Since they were playing the role of journalists, Clark, Chavez, Caruso, and Driscoll quickly dressed, grabbed their cameras and microphones, and headed downstairs. They walked out onto the street into the middle of a protest march that had begun outside of the city, supposedly spontaneously, and was heading directly for Independence Square. From the banners and the vitriol spouted by the marchers, it was clear this was a group of ultra-nationalists from the west of the nation.
It was obvious they hadn’t walked across western Ukraine to descend on the c
apital; clearly, they had been bused to a location during the night and then formed into a “spontaneous” march.
Once the group passed, the four men went back upstairs. Clark’s approach to the local CIA station chief had been spurned, so he decided he would have to improvise. Igor Kryvov had been a cop, and he knew quite a few personalities in the local underworld, so Clark decided he would use this access to get his own ear as close to the ground as possible.
Just after breakfast, he announced to the men in the safe house, “Igor, Ding, and I are going to head out for a little recon.”
Caruso said, “I get it, you Russian speakers get to hang out together while Sam and I stay back here with the nerd.”
Biery was hard at work on one of his laptops. Without stopping what he was doing, he said, “I’m a geek, not a nerd.”
Chavez said, “Igor is going to take us around to meet some people who can get us closer to the world we need to penetrate if we’re going to learn anything about Gleb the Scar.”
Driscoll said, “So you are off to meet drug dealers, pimps, and human traffickers. Have a nice time.”
“Will do,” Clark said.
—
Valeri Volodin was back on New Russia’s Evening News with his favorite interviewer, Tatiana Molchanova. Tonight the topic of conversation was a new trade pact enacted with China, but Molchanova had notes and follow-up questions in preparation for tackling a wide range of topics, depending on Volodin’s whims.

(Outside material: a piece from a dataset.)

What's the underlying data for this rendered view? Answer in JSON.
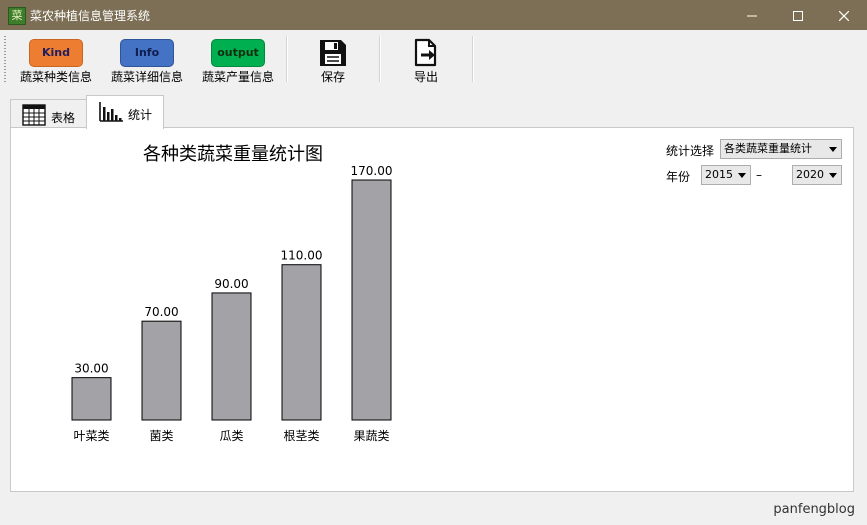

Volodin, as usual, spoke directly into the camera, and his “answers” were less in response to her questions and more the talking points that he’d come to the studio to get across to the viewers of the Evening News. With a strong jaw and a proud gaze into the lens, he said, “I am announcing a new trade pact with our friends in the People’s Republic of China. Our two powerful nations will tighten our energy security relationship. We will double oil shipments to China, securing their energy needs for growth, and securing that our markets are made stronger, despite the West’s attempts to rule us by starvation. The land routes have been decided. Our pipelines will begin construction almost immediately. We will build land bridges and high-speed rail between our two countries. We have begun coal exploration in Siberia in a joint agreement.